In the four episodes to be reviewed, their journey will take them into other TV dramas: a high-class Nicole Kidman-style soap opera (the aforementioned title is “Huge Tiny Lies”) and something akin to “Daisy Jones and the Six,” each with a puzzle to solve in order to move on to the next stage. Will they be able to see the Wizard? Will poppies put them to sleep?

It's all very well done and very funny, but also suspenseful and a little scary, with a winning combination of the supernatural and the banal (the witches arguing about who was in tune and who wasn't when they sing a magic song). Agatha may not be a good witch, but she's not evil, and she has her reasons. Hahn is hilarious, which makes her good, enjoyable company, regardless of her antics or biting remarks.

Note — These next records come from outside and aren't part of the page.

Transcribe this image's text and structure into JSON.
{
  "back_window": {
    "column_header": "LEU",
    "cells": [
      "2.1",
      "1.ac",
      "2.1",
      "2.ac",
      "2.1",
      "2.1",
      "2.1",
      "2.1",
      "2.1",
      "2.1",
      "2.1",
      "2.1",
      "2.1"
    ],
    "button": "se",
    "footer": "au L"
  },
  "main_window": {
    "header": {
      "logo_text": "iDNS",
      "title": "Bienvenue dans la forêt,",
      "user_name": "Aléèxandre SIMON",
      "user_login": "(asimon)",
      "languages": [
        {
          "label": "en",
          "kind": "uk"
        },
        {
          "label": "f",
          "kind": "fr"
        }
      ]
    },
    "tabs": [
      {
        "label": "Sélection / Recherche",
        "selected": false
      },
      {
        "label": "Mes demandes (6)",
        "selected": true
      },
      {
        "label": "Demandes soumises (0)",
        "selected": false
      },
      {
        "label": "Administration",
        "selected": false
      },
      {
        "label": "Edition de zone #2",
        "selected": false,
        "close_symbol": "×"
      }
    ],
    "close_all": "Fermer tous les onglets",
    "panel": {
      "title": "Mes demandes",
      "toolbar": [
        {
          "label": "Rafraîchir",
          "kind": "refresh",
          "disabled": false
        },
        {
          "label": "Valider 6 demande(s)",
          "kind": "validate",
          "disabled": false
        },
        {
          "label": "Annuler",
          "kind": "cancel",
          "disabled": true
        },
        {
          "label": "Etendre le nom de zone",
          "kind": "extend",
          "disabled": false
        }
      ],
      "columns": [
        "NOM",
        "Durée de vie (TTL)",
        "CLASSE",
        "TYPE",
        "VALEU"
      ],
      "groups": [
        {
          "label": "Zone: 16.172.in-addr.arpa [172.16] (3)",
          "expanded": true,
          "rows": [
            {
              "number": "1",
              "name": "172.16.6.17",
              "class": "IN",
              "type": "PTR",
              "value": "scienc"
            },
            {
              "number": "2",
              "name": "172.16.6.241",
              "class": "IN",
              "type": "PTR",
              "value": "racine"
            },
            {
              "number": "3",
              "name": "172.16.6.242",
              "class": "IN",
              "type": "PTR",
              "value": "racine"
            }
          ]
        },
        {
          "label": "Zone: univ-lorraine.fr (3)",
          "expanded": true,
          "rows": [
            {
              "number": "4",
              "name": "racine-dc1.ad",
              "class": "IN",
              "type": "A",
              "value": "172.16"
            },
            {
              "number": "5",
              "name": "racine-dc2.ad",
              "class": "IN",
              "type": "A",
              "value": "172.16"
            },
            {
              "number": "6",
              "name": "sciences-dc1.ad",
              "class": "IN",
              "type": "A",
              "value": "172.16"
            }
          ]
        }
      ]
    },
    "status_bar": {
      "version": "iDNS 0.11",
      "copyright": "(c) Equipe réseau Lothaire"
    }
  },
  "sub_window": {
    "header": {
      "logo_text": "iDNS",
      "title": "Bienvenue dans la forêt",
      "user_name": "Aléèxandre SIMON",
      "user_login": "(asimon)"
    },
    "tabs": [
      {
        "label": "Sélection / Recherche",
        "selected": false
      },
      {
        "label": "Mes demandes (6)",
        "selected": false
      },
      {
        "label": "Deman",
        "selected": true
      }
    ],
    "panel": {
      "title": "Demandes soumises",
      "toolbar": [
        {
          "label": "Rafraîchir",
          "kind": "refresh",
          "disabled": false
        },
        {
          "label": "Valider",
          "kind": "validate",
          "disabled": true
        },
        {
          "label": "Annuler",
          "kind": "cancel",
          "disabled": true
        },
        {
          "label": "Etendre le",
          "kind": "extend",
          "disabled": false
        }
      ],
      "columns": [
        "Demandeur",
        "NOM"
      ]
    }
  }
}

Marvel has been producing TV shows for more than a decade, but it’s been on a creative roll since “WandaVision” with original, even bizarre series — including the Pakistani-American “Ms. Marvel,” “She-Hulk: Attorney at Law” and “Loki” — that lean toward comedy and have poked around in corners the MCU’s accountants would never have deemed fit for the big screen. There’s no need to distinguish Phase Four from Phase Five, which we’re apparently in now, whatever that means. By virtue of their ingenuity, they can stand on their own.